Predatory publishing is the publication of scientific studies in so-called predatory journals. The publishers of the predatory journals claim that their products are scientific journals. In fact, however, the services expected from scientific journals, especially quality control, are not provided. Since these are usually Open Access journals, the author pays for a service that is not provided. It is therefore a business model in which both the author and the reader are deceived. The phenomenon has recently been the subject of public debate, as it appears that there are also dubious scientists who take advantage of this business model to publish studies that have been rejected by reputable journals due to shortcomings and mistakes.
However, as a reputable scientist you would like to publish in a reputable journal. To avoid publishing in a predatory journal, you should therefore be careful about the following signs:
- Predatory publishers frequently use spam emails to solicit the submission of manuscripts, often using non-corporate emails such as Gmail or Yahoo.
- Advertisements are made with unrealistically short peer review times, pointing to the fact that no peer review is taking place.
- The websites of the magazines are often inconsistent; seem to be copied across from other websites. Websites and emails stand out due to typing and printing errors.
- So-called "imitation journals" use the website design and similar sounding names imitating legitimate journals.
- Publication costs and contract terms are not clearly stated on the website.
If you want to publish in a previously unknown journal and are not sure about the seriousness of the journal, you should check the following information:
- Are the editors known in the respective scientific field and have they indicated their work for the journal on their personal homepage? Frequently, predatory journals list well-known scientists as editors without their knowledge and consent.

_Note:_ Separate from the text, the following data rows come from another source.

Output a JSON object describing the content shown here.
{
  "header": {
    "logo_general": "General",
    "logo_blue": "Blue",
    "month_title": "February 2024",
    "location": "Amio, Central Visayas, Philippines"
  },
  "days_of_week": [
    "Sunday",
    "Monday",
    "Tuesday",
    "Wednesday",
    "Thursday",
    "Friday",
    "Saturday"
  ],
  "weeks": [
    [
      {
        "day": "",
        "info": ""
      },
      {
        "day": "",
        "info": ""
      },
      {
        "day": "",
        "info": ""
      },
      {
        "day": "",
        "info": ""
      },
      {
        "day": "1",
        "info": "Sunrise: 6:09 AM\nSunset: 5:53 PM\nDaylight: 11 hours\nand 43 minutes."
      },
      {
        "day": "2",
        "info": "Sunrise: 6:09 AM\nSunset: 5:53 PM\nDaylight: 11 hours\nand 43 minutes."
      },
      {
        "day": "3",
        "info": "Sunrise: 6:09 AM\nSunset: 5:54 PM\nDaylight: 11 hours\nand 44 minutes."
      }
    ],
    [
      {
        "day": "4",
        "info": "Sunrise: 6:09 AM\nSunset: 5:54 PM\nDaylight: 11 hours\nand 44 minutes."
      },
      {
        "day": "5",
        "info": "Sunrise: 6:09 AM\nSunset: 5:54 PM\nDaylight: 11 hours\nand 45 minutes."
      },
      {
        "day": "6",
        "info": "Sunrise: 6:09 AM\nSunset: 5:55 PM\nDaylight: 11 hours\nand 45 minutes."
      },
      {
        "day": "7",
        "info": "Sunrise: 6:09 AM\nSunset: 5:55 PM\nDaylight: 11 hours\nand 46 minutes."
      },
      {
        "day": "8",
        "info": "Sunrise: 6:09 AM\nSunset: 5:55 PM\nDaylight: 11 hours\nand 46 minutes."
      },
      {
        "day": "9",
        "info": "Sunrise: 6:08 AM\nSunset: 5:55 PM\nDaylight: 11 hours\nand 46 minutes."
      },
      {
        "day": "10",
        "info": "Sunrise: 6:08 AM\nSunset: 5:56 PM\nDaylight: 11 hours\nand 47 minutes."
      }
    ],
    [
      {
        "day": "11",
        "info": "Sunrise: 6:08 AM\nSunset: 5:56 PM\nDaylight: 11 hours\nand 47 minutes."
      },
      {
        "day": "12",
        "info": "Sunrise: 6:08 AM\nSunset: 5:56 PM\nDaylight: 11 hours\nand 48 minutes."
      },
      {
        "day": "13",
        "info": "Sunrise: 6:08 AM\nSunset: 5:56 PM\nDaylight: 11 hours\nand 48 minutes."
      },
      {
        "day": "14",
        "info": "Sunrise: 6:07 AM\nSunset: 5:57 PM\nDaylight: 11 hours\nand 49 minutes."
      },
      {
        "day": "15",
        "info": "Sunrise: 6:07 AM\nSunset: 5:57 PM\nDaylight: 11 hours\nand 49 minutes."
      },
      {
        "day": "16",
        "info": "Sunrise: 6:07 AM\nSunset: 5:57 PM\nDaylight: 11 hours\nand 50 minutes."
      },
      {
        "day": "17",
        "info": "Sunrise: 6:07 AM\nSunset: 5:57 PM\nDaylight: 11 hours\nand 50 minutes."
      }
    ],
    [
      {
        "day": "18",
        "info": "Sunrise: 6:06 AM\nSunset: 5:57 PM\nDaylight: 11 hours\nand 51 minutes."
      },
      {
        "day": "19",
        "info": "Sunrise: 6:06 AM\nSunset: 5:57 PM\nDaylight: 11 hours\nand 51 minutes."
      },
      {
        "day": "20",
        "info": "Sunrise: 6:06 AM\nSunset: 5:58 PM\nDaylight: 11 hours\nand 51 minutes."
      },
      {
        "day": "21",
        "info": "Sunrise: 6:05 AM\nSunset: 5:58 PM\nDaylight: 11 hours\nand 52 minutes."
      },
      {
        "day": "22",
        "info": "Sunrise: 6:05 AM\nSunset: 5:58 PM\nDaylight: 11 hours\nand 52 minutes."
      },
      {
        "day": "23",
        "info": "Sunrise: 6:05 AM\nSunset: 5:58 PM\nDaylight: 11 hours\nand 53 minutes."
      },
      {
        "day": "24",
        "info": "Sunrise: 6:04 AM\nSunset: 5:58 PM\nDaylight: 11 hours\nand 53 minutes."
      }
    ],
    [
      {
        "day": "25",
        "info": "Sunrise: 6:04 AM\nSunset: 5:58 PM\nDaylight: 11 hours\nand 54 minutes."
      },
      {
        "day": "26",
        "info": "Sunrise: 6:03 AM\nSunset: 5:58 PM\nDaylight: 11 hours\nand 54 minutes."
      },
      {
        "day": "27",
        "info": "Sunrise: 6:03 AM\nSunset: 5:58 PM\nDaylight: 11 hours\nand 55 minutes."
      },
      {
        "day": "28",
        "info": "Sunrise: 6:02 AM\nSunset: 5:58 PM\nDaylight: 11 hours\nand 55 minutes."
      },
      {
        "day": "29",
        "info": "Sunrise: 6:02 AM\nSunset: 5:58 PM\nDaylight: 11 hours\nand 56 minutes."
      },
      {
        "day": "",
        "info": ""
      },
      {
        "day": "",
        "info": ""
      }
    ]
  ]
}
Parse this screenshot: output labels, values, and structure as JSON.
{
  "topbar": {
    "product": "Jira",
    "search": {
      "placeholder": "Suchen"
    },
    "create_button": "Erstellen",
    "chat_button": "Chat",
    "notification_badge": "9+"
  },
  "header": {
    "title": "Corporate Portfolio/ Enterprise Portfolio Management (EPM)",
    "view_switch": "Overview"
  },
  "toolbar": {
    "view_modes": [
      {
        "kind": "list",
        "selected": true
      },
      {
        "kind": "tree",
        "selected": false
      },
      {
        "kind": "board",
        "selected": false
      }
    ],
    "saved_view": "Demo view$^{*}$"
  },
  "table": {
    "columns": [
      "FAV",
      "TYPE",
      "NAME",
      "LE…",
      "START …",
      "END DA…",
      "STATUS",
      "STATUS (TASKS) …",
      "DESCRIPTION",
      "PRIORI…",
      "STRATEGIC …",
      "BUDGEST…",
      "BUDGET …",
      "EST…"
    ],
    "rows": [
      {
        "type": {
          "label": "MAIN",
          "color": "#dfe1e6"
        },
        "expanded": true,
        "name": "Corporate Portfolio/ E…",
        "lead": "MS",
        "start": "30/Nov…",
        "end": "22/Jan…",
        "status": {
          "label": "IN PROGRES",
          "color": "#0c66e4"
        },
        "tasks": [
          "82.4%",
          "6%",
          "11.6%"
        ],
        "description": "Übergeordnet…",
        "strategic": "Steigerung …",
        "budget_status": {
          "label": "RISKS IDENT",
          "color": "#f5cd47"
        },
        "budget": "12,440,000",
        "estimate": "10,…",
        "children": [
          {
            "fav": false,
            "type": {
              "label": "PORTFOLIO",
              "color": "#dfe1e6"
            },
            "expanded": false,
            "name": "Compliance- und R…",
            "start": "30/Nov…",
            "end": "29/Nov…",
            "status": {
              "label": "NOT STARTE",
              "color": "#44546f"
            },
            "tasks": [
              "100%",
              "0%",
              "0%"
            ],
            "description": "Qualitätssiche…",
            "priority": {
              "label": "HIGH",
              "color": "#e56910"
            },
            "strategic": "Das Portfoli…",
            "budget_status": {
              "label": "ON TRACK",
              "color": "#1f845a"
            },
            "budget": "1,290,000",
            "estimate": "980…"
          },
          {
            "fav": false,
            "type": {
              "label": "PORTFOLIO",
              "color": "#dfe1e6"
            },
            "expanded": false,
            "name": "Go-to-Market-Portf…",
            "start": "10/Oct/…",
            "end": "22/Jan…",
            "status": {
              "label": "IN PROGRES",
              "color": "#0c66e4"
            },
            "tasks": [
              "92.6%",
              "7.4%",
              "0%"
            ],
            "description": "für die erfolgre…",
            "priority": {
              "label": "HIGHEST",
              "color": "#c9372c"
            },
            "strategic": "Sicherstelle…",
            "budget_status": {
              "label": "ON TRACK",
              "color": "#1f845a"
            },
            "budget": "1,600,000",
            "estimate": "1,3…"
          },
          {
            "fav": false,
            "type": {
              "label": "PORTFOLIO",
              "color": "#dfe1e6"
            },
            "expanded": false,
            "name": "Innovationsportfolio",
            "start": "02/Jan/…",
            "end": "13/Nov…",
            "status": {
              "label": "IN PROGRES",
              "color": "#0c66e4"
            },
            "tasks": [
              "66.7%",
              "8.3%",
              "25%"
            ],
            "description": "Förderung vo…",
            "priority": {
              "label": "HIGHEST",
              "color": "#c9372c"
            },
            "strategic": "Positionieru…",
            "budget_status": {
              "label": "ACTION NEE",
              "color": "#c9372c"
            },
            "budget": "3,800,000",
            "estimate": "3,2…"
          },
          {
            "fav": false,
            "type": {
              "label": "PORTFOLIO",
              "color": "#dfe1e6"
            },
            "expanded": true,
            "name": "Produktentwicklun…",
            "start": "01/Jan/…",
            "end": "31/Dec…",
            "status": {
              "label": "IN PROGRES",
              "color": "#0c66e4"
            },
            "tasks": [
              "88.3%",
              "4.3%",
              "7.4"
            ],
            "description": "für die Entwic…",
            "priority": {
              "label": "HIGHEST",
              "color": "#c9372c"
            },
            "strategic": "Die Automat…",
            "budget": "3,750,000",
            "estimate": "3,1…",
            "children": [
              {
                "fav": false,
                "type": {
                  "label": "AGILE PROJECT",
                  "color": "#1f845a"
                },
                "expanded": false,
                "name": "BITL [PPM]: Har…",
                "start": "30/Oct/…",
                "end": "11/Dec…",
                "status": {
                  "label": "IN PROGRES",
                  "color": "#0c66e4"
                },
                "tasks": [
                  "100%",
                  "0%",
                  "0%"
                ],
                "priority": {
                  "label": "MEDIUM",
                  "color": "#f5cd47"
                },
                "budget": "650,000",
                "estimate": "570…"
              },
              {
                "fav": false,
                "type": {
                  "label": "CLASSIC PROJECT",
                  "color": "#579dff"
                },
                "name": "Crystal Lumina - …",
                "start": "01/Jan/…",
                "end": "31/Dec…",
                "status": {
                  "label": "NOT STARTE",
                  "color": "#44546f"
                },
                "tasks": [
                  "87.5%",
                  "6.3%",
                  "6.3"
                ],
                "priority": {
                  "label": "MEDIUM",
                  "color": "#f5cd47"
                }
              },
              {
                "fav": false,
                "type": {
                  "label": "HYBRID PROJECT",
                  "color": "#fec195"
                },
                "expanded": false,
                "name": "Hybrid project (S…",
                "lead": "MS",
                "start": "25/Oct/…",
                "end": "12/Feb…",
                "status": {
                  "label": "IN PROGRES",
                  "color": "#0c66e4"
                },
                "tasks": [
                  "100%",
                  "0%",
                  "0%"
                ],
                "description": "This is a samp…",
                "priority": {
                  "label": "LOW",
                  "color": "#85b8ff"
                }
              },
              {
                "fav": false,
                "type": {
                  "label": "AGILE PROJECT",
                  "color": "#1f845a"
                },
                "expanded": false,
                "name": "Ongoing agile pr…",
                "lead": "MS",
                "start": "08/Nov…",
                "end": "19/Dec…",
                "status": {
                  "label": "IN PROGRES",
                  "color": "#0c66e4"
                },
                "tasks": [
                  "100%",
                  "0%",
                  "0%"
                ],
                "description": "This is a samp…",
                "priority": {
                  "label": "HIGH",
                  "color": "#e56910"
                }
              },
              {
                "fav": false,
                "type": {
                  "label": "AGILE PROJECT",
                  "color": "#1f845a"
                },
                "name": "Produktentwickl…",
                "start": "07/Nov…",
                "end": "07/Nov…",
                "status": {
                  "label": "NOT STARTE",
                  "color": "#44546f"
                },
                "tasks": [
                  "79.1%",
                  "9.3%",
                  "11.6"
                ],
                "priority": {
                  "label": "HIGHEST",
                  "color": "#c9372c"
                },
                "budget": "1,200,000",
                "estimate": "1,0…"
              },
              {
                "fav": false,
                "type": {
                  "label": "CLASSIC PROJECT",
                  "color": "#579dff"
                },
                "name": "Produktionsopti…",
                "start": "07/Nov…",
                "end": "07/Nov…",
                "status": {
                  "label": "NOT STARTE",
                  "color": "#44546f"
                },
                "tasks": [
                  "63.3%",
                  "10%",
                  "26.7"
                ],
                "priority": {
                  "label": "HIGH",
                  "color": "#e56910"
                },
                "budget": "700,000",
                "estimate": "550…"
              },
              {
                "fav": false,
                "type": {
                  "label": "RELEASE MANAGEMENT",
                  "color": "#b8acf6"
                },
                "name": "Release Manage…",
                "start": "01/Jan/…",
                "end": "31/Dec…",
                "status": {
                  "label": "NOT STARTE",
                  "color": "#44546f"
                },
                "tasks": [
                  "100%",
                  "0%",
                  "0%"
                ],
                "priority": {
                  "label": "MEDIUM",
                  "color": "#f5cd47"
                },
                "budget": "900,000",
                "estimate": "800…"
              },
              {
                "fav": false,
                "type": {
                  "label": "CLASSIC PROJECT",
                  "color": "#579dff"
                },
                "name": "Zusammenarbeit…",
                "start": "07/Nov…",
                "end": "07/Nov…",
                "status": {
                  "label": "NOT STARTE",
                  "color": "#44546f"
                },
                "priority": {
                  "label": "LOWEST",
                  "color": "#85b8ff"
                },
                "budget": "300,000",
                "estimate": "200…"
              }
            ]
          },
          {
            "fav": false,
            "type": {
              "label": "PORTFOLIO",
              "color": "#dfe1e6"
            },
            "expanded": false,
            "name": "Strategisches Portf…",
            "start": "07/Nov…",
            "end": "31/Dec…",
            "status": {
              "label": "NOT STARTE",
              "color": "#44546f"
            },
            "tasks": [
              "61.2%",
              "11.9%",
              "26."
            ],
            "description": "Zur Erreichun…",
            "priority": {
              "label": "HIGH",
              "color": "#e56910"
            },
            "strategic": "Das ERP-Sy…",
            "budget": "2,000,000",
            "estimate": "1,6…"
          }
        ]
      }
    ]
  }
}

- Is the journal really listed in the specified databases? Often even a JCR impact factor is given, which is not present at all.
- Is the ISSN number given correct? Some predatory publishers hack the systems of legitimate journals and use their identities. These thus become so-called "hijacked journals".
- Does the publisher belong to the Committee on Publication Ethics (COPE)?
- For Open Access journals: Is the publisher a member of the Open Access Scholarly Publishers Association (OASPA) and is the journal listed in the Directory of Open Access Journals (DOAJ)?
The "Think-Check-Submit" website offers good tips for selecting the appropriate scientific journal in various languages. The ZBMed also provides information on predatory publishing in German and English. Journals suspected of being predatory journals can be found on the "Stop Predatory Journals" list (formerly Beall's list). However, this list should only be used as a first clue, as journals that later turned out to be serious were already listed here. Moreover, such a black list is very difficult to keep up to date because of the flourishing predatory publishing business.